In this group project you will use D3.js to visualize a complex dataset. Below you will find multiple datasets that you can use for the project. In addition to the datasets that we provide, we encourage you to combine them with other sources of data to create more insightful and information rich visualizations. Some points that will help to get you started:
-
Discuss with the group which you would like to use for the project. Once you have made a decision, let the teaching assistant know of your choice. Note that at most two groups can use the same dataset. First come, first serve.
-
Remember that you can find the course schedule on Blackboard (slides from the first practical session and course information). This week you will explore the datasets, think about what you want to do with the data, look for additional data sources, create a plan with the group and start working on the code. Next week you will hand in your mid-term report and give a presentation for all students in the group to receive feedback that will help you in improving the final result. For the presentation next week we expect you to have some preliminary visualizations to show. The presentations should be at most 7 minutes long with additional 3 minutes available for the questions. The mid-term report and slides should be uploaded to Blackboard. Please make sure to bring a USB stick with the slides on the day of the presentation, including a backup as PDF in case Powerpoint is not working properly (e.g. transitions, images or fonts).
-
The D3.js example gallery might serve as inspiration for what is possible in D3. Of course, you are free to use other sources of inspiration as well. Remember that D3.js and JavaScript are excellent for creating interactive visualizations. If you feel that you need more basic D3.js knowledge, have a look at the Dashing D3.js tutorial posted on Blackboard.

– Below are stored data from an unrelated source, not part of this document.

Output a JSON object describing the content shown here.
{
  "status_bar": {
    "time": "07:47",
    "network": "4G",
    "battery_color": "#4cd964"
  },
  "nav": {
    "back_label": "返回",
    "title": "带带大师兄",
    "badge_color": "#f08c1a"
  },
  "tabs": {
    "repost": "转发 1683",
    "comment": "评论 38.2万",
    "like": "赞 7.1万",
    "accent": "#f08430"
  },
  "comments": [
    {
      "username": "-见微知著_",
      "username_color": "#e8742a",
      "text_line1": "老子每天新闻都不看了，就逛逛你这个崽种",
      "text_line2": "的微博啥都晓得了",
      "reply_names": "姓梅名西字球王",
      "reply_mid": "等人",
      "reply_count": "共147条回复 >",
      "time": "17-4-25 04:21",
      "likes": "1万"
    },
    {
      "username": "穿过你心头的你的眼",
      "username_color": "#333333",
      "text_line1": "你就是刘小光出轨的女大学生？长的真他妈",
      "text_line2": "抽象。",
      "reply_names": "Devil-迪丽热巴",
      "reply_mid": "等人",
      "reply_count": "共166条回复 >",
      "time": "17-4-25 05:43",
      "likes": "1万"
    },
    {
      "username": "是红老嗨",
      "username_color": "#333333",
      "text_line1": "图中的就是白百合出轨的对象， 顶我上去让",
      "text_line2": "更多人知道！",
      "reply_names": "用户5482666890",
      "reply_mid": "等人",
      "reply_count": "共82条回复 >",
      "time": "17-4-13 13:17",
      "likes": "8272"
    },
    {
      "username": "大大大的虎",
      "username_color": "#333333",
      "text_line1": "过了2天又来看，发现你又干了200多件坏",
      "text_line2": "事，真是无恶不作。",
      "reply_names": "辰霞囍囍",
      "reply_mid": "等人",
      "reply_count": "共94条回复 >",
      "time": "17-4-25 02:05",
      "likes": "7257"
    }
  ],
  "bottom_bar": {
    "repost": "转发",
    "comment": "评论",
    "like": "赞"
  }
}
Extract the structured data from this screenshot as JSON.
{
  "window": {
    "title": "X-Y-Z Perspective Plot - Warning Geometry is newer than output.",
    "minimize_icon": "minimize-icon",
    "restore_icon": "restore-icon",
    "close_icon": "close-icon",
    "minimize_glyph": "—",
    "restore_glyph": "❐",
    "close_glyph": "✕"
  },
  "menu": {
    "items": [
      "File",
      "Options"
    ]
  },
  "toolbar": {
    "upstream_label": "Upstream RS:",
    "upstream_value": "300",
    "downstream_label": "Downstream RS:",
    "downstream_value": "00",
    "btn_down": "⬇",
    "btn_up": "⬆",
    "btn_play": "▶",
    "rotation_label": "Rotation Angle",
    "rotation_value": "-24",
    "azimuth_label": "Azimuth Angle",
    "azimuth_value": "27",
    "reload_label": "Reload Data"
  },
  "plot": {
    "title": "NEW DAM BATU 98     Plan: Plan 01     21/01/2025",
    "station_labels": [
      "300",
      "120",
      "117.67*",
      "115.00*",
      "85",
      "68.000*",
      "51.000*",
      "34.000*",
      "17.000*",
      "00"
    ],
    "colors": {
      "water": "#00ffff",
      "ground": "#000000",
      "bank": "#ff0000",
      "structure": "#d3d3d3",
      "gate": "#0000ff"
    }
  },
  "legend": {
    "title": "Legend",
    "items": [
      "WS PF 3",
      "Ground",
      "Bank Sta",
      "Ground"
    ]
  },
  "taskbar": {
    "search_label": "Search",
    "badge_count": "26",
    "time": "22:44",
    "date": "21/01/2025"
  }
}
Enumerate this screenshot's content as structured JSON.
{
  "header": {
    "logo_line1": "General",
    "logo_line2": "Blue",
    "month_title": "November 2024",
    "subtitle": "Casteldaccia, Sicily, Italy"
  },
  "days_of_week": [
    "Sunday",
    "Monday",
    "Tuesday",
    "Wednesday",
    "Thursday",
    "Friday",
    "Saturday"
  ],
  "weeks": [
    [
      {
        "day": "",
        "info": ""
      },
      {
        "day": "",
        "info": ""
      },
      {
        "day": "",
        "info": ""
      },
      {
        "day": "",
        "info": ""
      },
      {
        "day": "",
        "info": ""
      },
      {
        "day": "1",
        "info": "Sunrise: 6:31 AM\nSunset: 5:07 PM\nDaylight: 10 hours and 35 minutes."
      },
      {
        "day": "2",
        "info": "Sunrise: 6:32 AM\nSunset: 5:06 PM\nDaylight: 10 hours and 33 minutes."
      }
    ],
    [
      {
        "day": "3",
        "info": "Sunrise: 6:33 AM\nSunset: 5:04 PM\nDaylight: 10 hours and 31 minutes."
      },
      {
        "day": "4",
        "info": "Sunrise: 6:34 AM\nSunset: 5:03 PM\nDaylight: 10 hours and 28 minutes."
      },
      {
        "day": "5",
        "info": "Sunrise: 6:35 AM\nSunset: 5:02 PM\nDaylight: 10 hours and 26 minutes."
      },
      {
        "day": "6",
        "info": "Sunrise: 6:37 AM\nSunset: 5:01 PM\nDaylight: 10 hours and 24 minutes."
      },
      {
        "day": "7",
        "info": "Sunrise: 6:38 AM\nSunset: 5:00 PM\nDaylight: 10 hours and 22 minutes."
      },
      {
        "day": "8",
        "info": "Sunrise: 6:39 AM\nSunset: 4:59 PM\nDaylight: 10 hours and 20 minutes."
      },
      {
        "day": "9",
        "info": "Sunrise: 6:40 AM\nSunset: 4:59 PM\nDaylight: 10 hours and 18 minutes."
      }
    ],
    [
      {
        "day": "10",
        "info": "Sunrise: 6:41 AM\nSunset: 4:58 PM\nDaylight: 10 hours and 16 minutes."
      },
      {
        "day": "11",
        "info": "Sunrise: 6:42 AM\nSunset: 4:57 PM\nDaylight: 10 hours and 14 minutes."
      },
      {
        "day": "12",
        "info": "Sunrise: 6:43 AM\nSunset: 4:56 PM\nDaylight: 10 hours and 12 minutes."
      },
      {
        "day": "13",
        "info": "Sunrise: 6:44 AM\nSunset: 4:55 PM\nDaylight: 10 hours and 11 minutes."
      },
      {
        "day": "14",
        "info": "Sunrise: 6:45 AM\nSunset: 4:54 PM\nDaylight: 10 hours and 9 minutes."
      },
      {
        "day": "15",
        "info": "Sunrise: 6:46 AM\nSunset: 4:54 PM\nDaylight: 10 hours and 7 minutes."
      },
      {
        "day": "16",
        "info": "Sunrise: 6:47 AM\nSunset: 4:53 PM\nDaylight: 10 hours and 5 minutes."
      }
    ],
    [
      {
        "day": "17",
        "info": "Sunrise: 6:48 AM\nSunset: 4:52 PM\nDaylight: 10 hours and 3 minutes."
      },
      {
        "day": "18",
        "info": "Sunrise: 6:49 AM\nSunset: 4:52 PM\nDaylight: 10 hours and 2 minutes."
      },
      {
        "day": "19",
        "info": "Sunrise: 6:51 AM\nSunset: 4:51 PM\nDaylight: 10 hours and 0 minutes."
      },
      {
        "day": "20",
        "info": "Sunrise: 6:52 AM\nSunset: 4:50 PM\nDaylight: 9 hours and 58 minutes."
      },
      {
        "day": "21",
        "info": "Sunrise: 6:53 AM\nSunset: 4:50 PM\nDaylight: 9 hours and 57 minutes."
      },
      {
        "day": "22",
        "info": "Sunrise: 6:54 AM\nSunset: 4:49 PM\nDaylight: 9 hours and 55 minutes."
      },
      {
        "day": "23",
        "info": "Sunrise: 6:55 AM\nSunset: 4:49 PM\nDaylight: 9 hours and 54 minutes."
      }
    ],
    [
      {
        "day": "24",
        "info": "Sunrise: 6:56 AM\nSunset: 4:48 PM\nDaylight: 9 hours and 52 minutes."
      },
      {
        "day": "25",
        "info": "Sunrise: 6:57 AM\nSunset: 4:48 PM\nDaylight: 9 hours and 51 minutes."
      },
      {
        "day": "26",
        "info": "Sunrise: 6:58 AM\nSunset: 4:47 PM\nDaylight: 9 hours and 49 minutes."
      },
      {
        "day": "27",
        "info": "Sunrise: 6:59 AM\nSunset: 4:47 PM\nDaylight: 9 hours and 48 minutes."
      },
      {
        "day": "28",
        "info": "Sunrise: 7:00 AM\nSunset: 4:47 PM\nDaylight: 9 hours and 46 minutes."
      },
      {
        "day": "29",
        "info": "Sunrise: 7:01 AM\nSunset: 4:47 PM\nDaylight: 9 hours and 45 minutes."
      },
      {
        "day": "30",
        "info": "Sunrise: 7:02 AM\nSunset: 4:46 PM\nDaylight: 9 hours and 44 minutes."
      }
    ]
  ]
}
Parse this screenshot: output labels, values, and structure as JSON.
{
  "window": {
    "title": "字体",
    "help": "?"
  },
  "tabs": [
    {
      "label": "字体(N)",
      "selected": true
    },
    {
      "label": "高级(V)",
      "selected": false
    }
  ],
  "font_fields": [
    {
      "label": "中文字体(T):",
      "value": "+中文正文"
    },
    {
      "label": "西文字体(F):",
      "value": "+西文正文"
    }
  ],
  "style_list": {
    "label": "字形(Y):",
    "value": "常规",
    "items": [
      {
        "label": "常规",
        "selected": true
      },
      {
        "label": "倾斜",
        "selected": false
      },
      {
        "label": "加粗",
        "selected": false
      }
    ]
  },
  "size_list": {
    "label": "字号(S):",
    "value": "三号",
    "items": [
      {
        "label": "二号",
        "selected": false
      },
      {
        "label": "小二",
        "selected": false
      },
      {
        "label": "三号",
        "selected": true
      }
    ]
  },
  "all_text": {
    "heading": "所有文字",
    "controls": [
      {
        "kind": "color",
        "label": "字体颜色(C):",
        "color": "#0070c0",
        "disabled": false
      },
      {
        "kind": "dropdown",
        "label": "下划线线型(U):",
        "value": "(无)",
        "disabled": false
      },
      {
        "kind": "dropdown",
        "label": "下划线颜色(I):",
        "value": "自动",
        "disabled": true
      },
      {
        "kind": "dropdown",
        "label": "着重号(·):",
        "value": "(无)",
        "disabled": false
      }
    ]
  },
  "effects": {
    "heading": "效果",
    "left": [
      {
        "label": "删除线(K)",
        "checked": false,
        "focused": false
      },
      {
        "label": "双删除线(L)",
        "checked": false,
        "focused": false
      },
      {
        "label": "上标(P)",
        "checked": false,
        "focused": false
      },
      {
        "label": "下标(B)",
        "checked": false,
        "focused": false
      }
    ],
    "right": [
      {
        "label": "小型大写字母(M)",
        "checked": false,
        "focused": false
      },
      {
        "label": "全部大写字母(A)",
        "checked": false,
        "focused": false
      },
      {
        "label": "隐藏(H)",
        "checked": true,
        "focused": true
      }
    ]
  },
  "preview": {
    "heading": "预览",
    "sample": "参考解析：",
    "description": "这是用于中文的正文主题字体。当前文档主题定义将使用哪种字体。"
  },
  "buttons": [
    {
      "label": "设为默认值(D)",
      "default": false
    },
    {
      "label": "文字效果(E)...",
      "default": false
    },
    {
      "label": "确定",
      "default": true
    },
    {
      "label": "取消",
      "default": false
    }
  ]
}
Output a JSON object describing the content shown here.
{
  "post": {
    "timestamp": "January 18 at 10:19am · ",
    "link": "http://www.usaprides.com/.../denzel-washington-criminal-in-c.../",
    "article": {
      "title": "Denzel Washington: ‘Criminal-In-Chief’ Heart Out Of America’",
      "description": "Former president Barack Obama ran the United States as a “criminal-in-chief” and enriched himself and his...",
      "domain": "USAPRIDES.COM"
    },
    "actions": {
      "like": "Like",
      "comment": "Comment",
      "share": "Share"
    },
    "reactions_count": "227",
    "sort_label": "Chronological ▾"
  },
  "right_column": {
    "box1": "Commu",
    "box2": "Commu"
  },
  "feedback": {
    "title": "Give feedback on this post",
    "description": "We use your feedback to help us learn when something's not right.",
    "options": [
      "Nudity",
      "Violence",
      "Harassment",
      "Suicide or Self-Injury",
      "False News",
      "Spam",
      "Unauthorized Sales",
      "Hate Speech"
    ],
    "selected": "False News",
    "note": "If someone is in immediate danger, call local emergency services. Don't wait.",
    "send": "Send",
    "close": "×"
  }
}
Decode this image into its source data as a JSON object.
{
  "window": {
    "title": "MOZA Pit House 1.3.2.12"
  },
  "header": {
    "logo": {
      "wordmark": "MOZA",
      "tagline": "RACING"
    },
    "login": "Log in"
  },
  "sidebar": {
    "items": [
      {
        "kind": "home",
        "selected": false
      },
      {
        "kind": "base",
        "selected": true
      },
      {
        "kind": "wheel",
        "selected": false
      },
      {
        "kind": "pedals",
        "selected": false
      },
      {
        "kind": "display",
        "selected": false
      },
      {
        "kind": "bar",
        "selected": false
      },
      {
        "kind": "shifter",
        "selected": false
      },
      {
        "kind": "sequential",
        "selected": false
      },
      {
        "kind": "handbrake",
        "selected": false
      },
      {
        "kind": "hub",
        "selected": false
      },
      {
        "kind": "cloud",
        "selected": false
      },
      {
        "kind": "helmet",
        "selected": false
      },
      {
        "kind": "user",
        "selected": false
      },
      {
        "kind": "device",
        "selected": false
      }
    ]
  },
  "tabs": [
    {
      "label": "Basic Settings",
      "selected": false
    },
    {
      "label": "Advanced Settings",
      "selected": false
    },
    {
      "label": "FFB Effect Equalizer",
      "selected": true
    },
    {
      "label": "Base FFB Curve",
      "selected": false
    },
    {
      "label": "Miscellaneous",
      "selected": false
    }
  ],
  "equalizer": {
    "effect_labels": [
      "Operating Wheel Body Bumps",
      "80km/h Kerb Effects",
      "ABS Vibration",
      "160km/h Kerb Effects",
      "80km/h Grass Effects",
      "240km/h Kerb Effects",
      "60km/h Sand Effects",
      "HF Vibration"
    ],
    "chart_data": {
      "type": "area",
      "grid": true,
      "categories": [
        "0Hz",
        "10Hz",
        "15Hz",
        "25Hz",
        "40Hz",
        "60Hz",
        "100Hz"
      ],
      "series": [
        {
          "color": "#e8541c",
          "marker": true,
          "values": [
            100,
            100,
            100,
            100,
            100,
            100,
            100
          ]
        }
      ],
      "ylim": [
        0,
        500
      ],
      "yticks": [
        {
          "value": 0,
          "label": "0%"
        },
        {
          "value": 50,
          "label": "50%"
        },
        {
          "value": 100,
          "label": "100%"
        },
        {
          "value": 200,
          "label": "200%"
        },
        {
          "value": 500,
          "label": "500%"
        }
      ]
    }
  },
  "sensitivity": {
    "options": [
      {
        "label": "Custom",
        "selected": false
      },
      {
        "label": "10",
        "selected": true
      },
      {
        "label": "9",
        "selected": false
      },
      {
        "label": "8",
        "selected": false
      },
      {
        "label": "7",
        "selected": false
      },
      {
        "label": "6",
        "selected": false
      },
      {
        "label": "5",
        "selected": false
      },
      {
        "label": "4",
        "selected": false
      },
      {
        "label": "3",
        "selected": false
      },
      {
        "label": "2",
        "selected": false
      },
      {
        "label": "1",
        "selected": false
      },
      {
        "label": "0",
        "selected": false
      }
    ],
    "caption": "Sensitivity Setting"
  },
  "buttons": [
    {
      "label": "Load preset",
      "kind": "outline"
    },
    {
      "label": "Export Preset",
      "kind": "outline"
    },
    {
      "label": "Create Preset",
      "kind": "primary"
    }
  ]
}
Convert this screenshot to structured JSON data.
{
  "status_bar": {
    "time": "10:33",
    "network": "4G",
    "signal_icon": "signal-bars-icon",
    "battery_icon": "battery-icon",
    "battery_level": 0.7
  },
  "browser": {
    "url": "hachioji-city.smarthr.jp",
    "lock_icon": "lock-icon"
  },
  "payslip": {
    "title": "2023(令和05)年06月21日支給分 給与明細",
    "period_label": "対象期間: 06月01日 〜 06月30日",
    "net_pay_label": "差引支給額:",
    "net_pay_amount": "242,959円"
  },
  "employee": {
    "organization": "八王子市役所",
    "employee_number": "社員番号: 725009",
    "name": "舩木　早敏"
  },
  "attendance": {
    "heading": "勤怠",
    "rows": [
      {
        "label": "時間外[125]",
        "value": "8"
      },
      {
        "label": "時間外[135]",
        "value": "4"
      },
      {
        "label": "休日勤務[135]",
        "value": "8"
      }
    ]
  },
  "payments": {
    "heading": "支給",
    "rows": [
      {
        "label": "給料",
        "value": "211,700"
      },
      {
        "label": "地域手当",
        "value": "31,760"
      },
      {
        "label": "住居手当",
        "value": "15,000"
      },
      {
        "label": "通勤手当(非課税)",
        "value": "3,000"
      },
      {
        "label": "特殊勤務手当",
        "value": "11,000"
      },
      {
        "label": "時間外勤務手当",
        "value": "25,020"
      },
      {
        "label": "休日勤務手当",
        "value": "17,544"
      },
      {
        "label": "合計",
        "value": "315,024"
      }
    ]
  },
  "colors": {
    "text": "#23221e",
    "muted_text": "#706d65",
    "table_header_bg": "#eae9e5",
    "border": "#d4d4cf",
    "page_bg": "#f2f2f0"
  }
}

Some say climate change is the biggest threat of our age while others say it’s a myth based on dodgy science. We are turning some of the data over to you so you can form your own view.
Even more than with other data sets that Kaggle has featured, there’s a huge amount of data cleaning and preparation that goes into putting together a long-time study of climate trends. Early data was collected by technicians using mercury thermometers, where any variation in the visit time impacted measurements. In the 1940s, the construction of airports caused many weather stations to be moved. In the 1980s, there was a move to electronic thermometers that are said to have a cooling bias.
Given this complexity, there are a range of organizations that collate climate trends data. The three most cited land and ocean temperature data sets are NOAA’s MLOST, NASA’s GISTEMP and the UK’s HadCrut.
We have repackaged the data from a newer compilation put together by the Berkeley Earth, which is affiliated with Lawrence Berkeley National Laboratory. The Berkeley Earth Surface Temperature Study combines 1.6 billion temperature reports from 16 pre-existing archives. It is nicely packaged and allows for slicing into interesting subsets (for example by country). They publish the source data and the code for the transformations they applied. They also use methods that allow weather observations from shorter time series to be included, meaning fewer observations need to be thrown away.
- Data and Description Source: Kaggle
- Data Format: Multiple CSV files (as .zip file)
- External URL: Browse, Download, or Download
The Global Terrorism Database (GTD) is an open-source database including information on terrorist attacks around the world from 1970 through 2015 (with annual updates planned for the future). The GTD includes systematic data on domestic as well as international terrorist incidents that have occurred during this time period and now includes more than 150,000 cases. The database is maintained by researchers at the National Consortium for the Study of Terrorism and Responses to Terrorism (START), headquartered at the University of Maryland.
- Data and Description Source: Kaggle
- Data Format: One CSV file (as .zip file)
- External URL: Browse, Download, or Download
Ranking universities is a difficult, political, and controversial practice. There are hundreds of different national and international university ranking systems, many of which disagree with each other. This dataset contains three global university rankings from very different places.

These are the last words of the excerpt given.